The Metsovone is a semi-hard smoked pasta filata cheese produced in the area of Metsovo located in Epirus, Greece. The cheese maturates for about 3 years, has a very particular taste and has been a European protected designation of origin since 1996.
This recipe is graciously provided by the Chef’s team of the Marpessa Hotel in Agrinio
- 100gr. roughly chopped onions
- 10gr. chopped garlic
- 500gr. Carnaroli* nano rice
- 1200ml warm vegetable stock
- 250ml dry white wine
- 100gr. grated Parmesan cheese
- 130gr. grated Metsovone cheese
- 100gr. butter
- 30gr. heavy cream
- 1 handful of flaked roasted almonds
- olive oil
- salt & pepper
Add 1 tablespoon of olive oil into a large, heavy-based saucepan over medium heat and cook the onion with the garlic until smooth and lightly golden.

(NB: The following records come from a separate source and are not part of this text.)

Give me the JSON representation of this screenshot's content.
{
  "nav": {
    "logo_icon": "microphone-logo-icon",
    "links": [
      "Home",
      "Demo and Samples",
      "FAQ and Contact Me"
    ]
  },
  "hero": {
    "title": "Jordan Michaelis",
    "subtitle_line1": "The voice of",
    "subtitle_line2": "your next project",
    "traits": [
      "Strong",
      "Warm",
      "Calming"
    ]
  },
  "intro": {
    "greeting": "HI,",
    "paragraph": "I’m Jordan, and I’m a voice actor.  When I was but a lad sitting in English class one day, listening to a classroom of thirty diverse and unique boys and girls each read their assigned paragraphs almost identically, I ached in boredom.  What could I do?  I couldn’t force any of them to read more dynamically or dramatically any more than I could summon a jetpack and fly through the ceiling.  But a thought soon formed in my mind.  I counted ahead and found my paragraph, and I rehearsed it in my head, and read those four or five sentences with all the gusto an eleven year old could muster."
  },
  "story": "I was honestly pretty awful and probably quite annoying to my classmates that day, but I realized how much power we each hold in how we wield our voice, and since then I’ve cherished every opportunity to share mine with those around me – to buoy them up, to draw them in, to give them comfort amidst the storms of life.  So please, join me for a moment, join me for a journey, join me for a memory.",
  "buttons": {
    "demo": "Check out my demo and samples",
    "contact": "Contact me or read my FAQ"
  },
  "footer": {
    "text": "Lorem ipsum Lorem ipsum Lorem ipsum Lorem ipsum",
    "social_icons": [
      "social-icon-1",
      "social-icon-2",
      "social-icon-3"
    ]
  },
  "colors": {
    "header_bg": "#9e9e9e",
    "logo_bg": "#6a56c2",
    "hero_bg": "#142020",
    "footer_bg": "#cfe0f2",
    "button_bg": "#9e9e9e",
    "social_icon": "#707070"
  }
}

Add the rice and stir constantly to coat and cook evenly.
Once the rice becomes transparent, deglaze with the white wine and continue to toss.
Gradually add a ladle of stock and continue adding the stock until it has been absorbed and then add the salt and cook on medium heat.

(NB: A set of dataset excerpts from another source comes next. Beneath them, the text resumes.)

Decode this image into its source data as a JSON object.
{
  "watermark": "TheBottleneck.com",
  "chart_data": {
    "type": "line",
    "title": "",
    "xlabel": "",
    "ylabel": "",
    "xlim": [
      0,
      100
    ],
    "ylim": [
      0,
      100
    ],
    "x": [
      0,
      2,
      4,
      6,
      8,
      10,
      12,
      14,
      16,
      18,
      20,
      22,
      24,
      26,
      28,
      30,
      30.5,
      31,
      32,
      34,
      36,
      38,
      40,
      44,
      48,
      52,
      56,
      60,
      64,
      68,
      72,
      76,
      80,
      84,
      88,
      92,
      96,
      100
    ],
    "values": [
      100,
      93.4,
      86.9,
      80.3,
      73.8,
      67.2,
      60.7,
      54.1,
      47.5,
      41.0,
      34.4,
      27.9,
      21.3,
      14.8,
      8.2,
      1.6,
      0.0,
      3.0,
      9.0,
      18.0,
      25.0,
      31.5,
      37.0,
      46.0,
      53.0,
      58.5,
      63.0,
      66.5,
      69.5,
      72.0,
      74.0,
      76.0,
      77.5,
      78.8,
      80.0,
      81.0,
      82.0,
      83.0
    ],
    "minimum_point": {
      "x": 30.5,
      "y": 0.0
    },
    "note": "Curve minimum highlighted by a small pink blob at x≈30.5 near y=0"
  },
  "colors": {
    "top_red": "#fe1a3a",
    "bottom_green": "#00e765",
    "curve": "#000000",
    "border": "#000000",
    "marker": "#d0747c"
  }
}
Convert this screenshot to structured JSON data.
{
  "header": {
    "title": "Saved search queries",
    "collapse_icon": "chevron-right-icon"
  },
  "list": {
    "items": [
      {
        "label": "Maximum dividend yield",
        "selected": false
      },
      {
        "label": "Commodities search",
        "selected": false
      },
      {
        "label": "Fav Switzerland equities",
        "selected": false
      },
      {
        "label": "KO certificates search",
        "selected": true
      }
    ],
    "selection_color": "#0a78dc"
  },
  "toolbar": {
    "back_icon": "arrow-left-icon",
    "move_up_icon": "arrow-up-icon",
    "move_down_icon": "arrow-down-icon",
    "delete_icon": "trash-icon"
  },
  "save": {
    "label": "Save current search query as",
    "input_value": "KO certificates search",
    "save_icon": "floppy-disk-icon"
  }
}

Once the rice is cooked to your preference, remove from heat and add the heavy cream and the 2 cheeses stirring vivaciously with a wooden spoon.

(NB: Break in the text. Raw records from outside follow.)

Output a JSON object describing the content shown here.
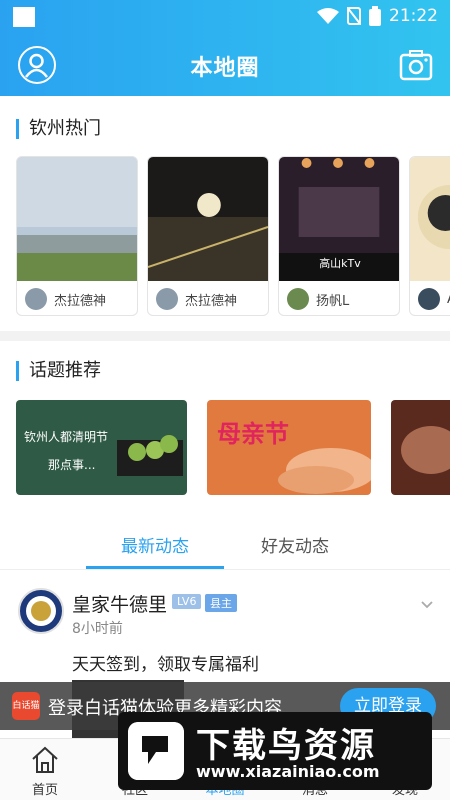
{
  "status": {
    "time": "21:22"
  },
  "header": {
    "title": "本地圈"
  },
  "hot": {
    "title": "钦州热门",
    "cards": [
      {
        "user": "杰拉德神",
        "kind": "lake"
      },
      {
        "user": "杰拉德神",
        "kind": "night-road"
      },
      {
        "user": "扬帆L",
        "kind": "ktv",
        "caption": "高山kTv"
      },
      {
        "user": "A",
        "kind": "food"
      }
    ]
  },
  "topics": {
    "title": "话题推荐",
    "items": [
      {
        "line1": "钦州人都清明节",
        "line2": "那点事..."
      },
      {
        "line1": "母亲节"
      },
      {
        "line1": ""
      }
    ]
  },
  "feed_tabs": {
    "latest": "最新动态",
    "friends": "好友动态"
  },
  "post": {
    "name": "皇家牛德里",
    "level": "LV6",
    "role": "县主",
    "time": "8小时前",
    "text": "天天签到，领取专属福利"
  },
  "login_banner": {
    "logo": "白话猫",
    "text": "登录白话猫体验更多精彩内容",
    "button": "立即登录"
  },
  "nav": {
    "home": "首页",
    "item2": "社区",
    "item3": "本地圈",
    "item4": "消息",
    "item5": "发现"
  },
  "watermark": {
    "text": "下载鸟资源",
    "url": "www.xiazainiao.com"
  },
  "colors": {
    "accent": "#2aa2f0",
    "accent2": "#32c4ef",
    "banner_btn": "#2aa2f0"
  }
}
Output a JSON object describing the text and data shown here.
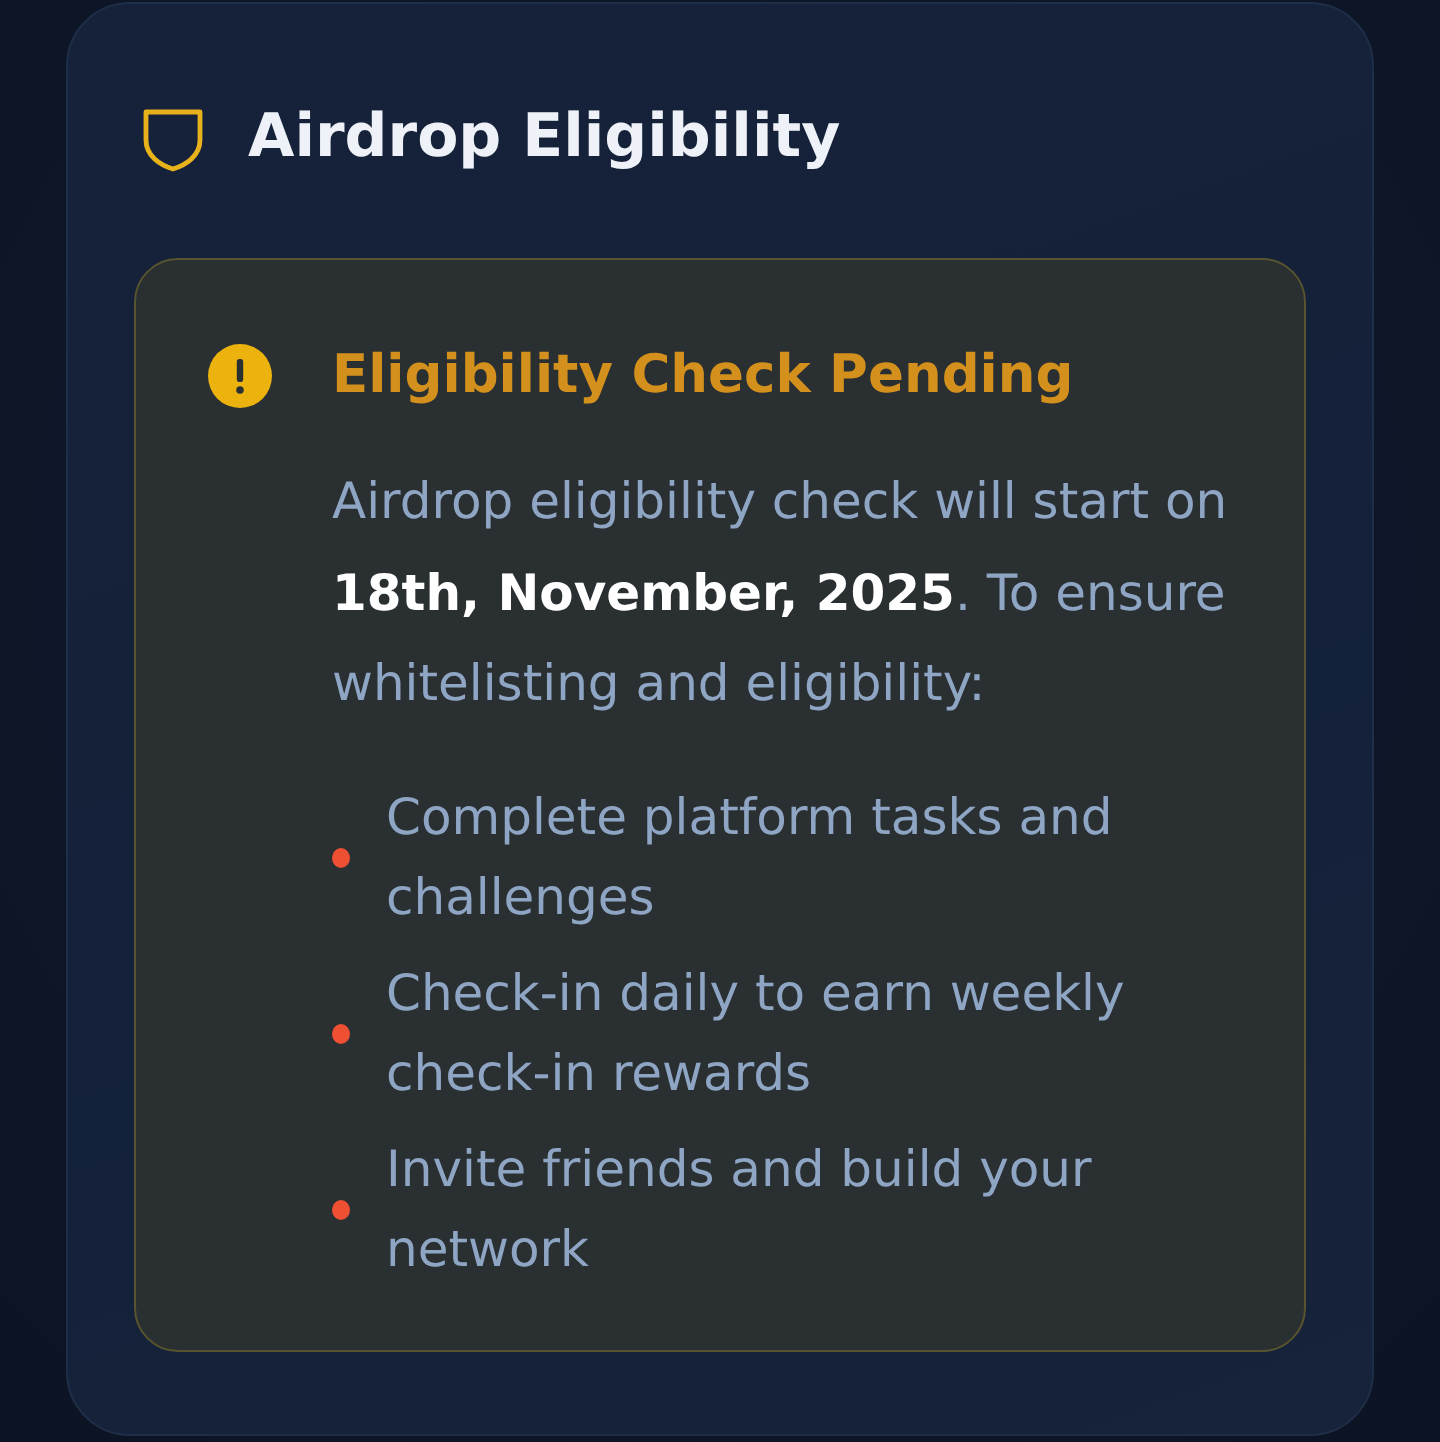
{
  "card": {
    "title": "Airdrop Eligibility"
  },
  "notice": {
    "heading": "Eligibility Check Pending",
    "message": "Airdrop eligibility check will start on **18th, November, 2025**. To ensure whitelisting and eligibility:",
    "items": [
      "Complete platform tasks and challenges",
      "Check-in daily to earn weekly check-in rewards",
      "Invite friends and build your network"
    ]
  }
}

Serve on a risotto plate topping with a handful of flaked roasted almonds and glass of full bodied white wine and enjoy!
The Marpessa Chef’s Team
* The Carnaroli rice is a medium-grained rice of a superior quality. The rice grains are short and fluffy and release high starch when cooked producing a creamy sauce. The Carnaroli is considered the King of all rice, which makes it the preferred rice of most sophisticated chefs. It is cultivated in the Italian Po River and meticulously selected by the Agrino Company, the leading company for rice established in Agrinio in 1955.